Here’s how to put on a drop-leg holster:

  1. Strap the holster to your thigh and pull the straps tight enough to anchor it. It should sit in place before you even attach the strap to your belt.
  2. Fasten the holster to your belt.
  3. Holster your firearm after you have a proper fit.

How to Wear an Ankle Holster

Wearing an ankle holster is ideal if you’ll draw from any position other than standing. But if you’re tall, drawing from this type of holster can be awkward. The same is true if you have thin ankles. 

If you like this style, the first step for wearing an ankle holster is choosing which leg to attach it to. This choice depends on whether you want your firearm on the outside or the inside of your leg. Right-handed shooters typically wear an ankle holster inside the left leg or outside the right leg, while southpaws wear it inside the right leg or outside the left. 

Safety Tip: If you wear your ankle holster on the outside, you’ll probably bump it into things frequently until you get used to it.
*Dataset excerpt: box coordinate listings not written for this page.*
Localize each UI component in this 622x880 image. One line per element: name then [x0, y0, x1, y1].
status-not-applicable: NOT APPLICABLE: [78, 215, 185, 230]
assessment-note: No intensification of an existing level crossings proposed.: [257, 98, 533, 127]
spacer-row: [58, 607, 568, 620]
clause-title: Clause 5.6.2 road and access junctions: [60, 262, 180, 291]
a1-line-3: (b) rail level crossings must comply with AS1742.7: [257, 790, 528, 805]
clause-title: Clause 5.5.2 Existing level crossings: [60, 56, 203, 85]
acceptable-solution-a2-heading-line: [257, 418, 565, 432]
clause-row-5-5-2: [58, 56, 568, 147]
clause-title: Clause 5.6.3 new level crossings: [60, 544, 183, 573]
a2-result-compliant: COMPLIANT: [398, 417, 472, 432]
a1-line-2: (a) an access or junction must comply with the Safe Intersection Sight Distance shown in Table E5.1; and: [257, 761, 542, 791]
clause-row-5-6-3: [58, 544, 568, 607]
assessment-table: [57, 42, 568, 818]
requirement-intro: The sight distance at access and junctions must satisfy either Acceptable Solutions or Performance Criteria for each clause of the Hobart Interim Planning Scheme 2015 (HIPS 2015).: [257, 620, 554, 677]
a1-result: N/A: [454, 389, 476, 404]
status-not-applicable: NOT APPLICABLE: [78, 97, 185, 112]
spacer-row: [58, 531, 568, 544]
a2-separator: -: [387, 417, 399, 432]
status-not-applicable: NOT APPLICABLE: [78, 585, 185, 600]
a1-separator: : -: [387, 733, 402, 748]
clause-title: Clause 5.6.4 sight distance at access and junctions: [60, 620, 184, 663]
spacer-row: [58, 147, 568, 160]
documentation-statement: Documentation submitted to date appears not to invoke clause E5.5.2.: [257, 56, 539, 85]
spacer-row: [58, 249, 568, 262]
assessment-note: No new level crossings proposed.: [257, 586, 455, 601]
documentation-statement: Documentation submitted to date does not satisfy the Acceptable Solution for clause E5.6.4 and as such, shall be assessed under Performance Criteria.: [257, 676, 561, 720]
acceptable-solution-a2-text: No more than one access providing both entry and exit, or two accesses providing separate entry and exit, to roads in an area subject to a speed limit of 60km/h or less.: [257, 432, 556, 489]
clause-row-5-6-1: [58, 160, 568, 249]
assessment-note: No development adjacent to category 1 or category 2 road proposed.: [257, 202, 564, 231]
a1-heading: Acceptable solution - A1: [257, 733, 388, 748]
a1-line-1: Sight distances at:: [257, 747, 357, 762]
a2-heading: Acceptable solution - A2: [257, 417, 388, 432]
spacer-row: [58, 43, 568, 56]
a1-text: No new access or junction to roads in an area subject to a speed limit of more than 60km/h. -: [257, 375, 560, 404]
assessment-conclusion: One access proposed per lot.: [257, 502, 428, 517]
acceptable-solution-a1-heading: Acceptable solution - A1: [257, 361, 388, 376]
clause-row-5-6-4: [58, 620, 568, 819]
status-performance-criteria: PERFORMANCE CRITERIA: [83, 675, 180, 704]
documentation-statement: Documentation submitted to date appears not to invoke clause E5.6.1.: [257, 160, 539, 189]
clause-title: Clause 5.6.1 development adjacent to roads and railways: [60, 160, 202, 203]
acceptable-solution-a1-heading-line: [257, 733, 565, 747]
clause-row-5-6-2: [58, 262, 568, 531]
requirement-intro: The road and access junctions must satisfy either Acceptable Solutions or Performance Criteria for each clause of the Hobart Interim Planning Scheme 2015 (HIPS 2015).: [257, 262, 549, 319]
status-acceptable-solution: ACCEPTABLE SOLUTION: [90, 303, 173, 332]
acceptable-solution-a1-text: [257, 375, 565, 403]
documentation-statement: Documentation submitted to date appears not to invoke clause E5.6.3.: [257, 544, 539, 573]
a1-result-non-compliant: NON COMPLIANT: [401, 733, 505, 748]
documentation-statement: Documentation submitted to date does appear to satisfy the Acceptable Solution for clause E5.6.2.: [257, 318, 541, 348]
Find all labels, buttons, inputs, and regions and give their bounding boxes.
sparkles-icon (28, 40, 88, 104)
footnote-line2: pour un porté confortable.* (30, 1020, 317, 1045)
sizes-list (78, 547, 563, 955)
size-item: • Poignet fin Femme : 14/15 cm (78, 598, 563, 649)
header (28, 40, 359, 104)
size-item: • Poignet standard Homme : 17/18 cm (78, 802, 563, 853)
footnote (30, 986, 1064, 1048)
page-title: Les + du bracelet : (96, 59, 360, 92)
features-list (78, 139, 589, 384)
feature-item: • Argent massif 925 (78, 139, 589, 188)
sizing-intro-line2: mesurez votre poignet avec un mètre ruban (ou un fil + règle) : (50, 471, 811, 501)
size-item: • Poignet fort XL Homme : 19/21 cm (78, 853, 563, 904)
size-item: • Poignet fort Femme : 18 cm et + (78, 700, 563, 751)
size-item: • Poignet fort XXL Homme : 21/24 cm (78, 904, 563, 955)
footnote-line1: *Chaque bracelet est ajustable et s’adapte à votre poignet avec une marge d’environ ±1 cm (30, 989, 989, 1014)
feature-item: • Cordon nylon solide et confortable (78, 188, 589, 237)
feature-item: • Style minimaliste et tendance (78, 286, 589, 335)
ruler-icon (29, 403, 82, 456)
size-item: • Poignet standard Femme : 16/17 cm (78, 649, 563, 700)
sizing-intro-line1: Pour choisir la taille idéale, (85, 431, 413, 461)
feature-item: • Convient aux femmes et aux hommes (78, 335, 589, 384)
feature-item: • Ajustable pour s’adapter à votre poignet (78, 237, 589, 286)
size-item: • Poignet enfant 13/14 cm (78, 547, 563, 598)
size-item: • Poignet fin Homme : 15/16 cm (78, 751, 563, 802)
How to Wear a Back Holster or Waist Holster

Drawing from the small of your back can be tricky because it requires a longer arm motion – it can also be uncomfortable if you spend a lot of time seated. If you fall with a gun in the small of your back, where it sits right over your spine and pelvis, the injury from the butt can really knock you out of commission. 

An inside-the-waistband (IWB) holster is one of the most convenient ways to carry on your backside. An IWB holster goes around your waist, between your pants and your body. Place the holster toward the back of your body on your dominant side, and adjust the angle so you can reach it naturally. Point the grip of your firearm toward your dominant side. 

An outside-the-waistband holster is also worn at the waist, usually at the hip. Normally, hip holsters attach to your belt by a loop or with a clip.

Holstering your gun is much safer than tucking it away or zipping it into a pocket. Because holsters give you easier and more reliable access to your firearm, it pays to know how to wear a holster properly. Choosing a holster should be based on how you already draw and what your body does naturally. Combine the guidance above with your personal needs and preferences to find the perfect fit.